For the first few weeks, as described in the paper, what erupted was the expected “depleted” magma type that had been accumulating in the reservoir, located about 10 miles (16 km) below the surface. But by April, evidence showed that the chamber was being recharged by deeper, “enriched” type melts with a different composition that were sourced from a different region of the upwelling mantle plume beneath Iceland. This new magma had a less modified chemical composition, with a higher magnesium content and a higher proportion of carbon dioxide gas, indicating that fewer gases from this deeper magma had escaped. By May, the magma that dominated the flow was the deeper, enriched type. These rapid, extreme changes in magma composition at a plume-fed hotspot, they say, “have never before been observed in near real-time.”

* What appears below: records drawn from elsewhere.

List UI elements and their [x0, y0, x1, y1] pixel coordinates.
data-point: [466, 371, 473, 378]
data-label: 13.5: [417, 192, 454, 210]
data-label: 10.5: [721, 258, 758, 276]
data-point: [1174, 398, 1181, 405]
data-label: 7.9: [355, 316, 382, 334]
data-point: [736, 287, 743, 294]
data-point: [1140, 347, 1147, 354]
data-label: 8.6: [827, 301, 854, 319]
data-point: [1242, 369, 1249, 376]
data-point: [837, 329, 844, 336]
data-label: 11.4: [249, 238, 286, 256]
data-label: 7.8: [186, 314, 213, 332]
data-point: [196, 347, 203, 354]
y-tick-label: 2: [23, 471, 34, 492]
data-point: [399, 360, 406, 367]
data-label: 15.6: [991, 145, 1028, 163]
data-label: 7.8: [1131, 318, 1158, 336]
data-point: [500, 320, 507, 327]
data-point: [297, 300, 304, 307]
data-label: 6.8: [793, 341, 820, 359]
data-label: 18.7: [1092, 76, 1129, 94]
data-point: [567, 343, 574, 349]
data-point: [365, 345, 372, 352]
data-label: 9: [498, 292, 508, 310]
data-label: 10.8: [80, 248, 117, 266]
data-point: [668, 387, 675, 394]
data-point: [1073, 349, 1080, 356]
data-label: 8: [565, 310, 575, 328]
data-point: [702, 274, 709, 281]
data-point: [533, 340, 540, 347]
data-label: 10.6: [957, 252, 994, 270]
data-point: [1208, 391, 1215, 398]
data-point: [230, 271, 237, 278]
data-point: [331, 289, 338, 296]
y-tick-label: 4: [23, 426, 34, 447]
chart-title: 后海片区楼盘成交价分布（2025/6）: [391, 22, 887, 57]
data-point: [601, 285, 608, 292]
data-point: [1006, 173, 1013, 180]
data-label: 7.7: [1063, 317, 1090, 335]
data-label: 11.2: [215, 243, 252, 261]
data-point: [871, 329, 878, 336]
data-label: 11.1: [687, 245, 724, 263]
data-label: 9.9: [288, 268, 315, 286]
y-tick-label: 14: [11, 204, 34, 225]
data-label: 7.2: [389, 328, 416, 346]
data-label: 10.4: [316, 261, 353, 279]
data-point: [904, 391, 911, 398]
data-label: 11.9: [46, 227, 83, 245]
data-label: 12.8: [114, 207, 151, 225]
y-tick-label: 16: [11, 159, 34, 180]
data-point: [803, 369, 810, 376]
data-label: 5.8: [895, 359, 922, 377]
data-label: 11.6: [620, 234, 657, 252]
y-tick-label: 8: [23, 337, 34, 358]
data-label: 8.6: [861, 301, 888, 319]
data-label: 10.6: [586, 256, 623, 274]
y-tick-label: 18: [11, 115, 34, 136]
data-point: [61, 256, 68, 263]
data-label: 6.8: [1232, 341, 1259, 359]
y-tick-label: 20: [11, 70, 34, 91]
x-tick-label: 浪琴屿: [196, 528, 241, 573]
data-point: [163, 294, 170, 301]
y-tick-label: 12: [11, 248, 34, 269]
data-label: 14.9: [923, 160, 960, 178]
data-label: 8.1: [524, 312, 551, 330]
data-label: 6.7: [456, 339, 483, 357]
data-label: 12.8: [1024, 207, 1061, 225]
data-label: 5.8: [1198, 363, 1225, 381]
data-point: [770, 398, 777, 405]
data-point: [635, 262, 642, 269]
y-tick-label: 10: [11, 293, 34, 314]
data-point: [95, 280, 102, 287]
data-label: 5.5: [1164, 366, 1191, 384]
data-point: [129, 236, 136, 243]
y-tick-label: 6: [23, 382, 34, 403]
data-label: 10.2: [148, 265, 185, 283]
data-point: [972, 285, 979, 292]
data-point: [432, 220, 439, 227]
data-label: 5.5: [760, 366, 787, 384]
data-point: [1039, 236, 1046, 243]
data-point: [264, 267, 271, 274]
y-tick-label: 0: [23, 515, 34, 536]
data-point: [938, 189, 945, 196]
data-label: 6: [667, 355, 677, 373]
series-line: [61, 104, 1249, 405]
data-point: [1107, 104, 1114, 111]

These changes in composition may not be so rare, Jackson says; it’s just that opportunities to sample eruptions at such an early stage are not common. For example, prior to the 2021 Fagradalsfjall eruption, the most recent eruptions on Iceland’s Reykjanes peninsula occurred eight centuries ago. He suspects that this new activity signal the start of a new, possibly centuries-long volcanic cycle in southwest Iceland.
“We often don’t have a record of the first stages of most eruptions because these get buried by lava flows from the later stages,” he says. This project, according to the researchers, allowed them to see for the first time a phenomenon that was thought to be possible but had never been witnessed directly.
For the scientists, this result presents a “key constraint” in how models of volcanoes around the world will be built, though it is not yet clear how representative this phenomenon is of other volcanoes, or what role it plays in triggering an eruption. For Jackson, it’s a reminder that the Earth still has secrets to yield.
“So when I go out to sample an old lava flow, or when I read or write papers in the future,” he says, “it’ll always be on my mind: This might not be the complete story of the eruption.”